Civil Monetary Penalties – More than a False Claims Prohibition:
Social Security Act Section 1128A provides authorization to the Office of Inspector General at the Department of Health and Human Services for the imposition of civil penalties on any person, organization, agency or entity that knowingly presents or causes to be presented false or fraudulent claims.  Penalties apply to services that were not provided as claimed (up-coded or possibly mis-coded) or claims that show a pattern of not being medically necessary.  Inducements to patients to encourage over-utilization of services can be considered a violation of this provision.  While most people think of false claims as an intentional misrepresentation on a bill, other conduct can be considered a violation of this provision of law.  Offering a free-in-home safety assessment could potentially trigger civil monetary penalties according to OIG Advisory Opinion No. 06-01.  Advisory Opinions discuss free services as potential violations of the prohibition on inducements to beneficiaries.  Section 1128A(a)(5) of the Act provides for the imposition of civil monetary penalties against any person who gives something of value to a beneficiary if it is likely to influence the selection of a particular provider, practitioner or supplier of any service for which payment may be made in whole or in part by Medicare or Medicaid.

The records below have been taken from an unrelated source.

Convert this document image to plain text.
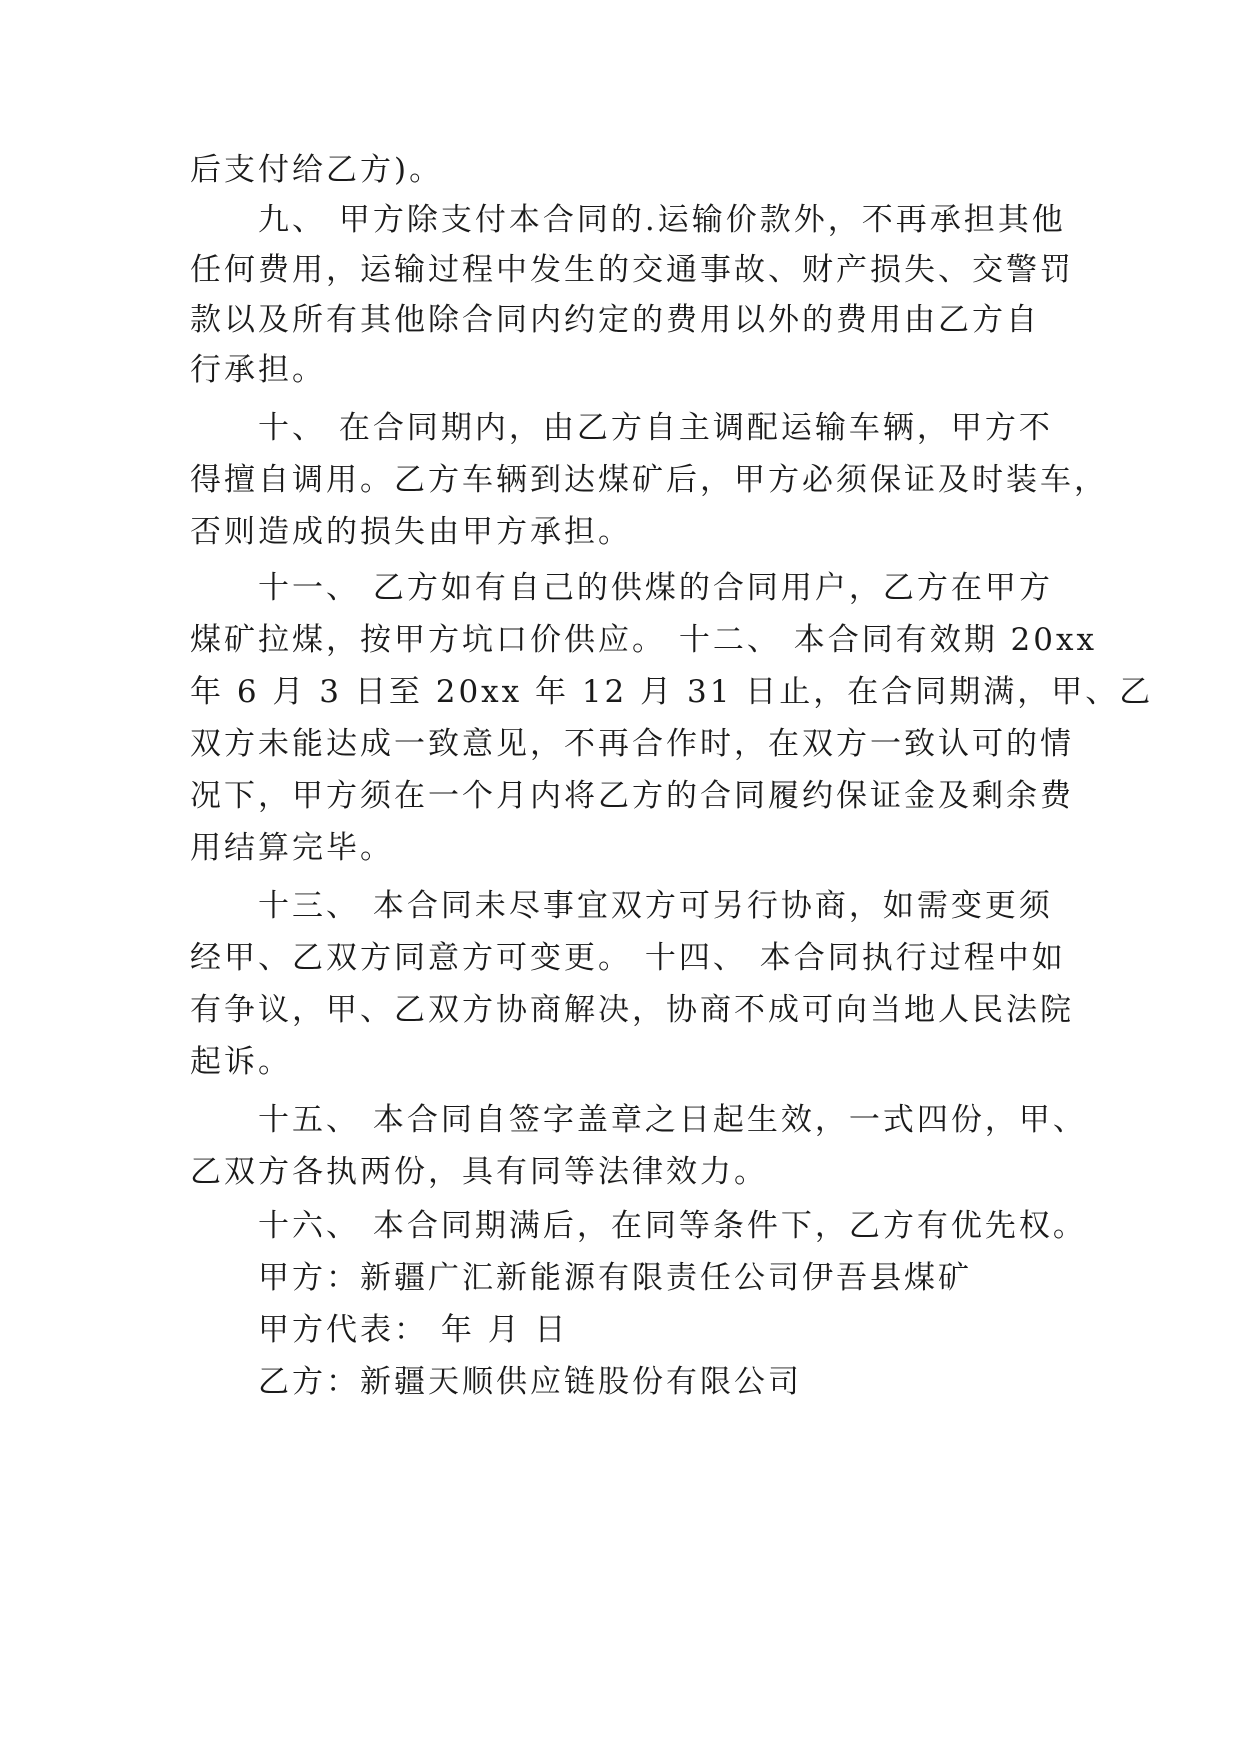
后支付给乙方)。
九、 甲方除支付本合同的.运输价款外，不再承担其他
任何费用，运输过程中发生的交通事故、财产损失、交警罚
款以及所有其他除合同内约定的费用以外的费用由乙方自
行承担。
十、 在合同期内，由乙方自主调配运输车辆，甲方不
得擅自调用。乙方车辆到达煤矿后，甲方必须保证及时装车，
否则造成的损失由甲方承担。
十一、 乙方如有自己的供煤的合同用户，乙方在甲方
煤矿拉煤，按甲方坑口价供应。 十二、 本合同有效期 20xx
年 6 月 3 日至 20xx 年 12 月 31 日止，在合同期满，甲、乙
双方未能达成一致意见，不再合作时，在双方一致认可的情
况下，甲方须在一个月内将乙方的合同履约保证金及剩余费
用结算完毕。
十三、 本合同未尽事宜双方可另行协商，如需变更须
经甲、乙双方同意方可变更。 十四、 本合同执行过程中如
有争议，甲、乙双方协商解决，协商不成可向当地人民法院
起诉。
十五、 本合同自签字盖章之日起生效，一式四份，甲、
乙双方各执两份，具有同等法律效力。
十六、 本合同期满后，在同等条件下，乙方有优先权。
甲方：新疆广汇新能源有限责任公司伊吾县煤矿
甲方代表： 年 月 日
乙方：新疆天顺供应链股份有限公司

These are just a few examples of situations that may not immediately come to mind when we think of HIPAA, Anti-kickback and False Claims.  Confusion based on the complexity of the statute and the body of law that develops as the cases and opinions are rendered can implicate a broad array of business and professional activities.

Disclaimer: The information contained herein is strictly informational; it is not to be construed as legal advice.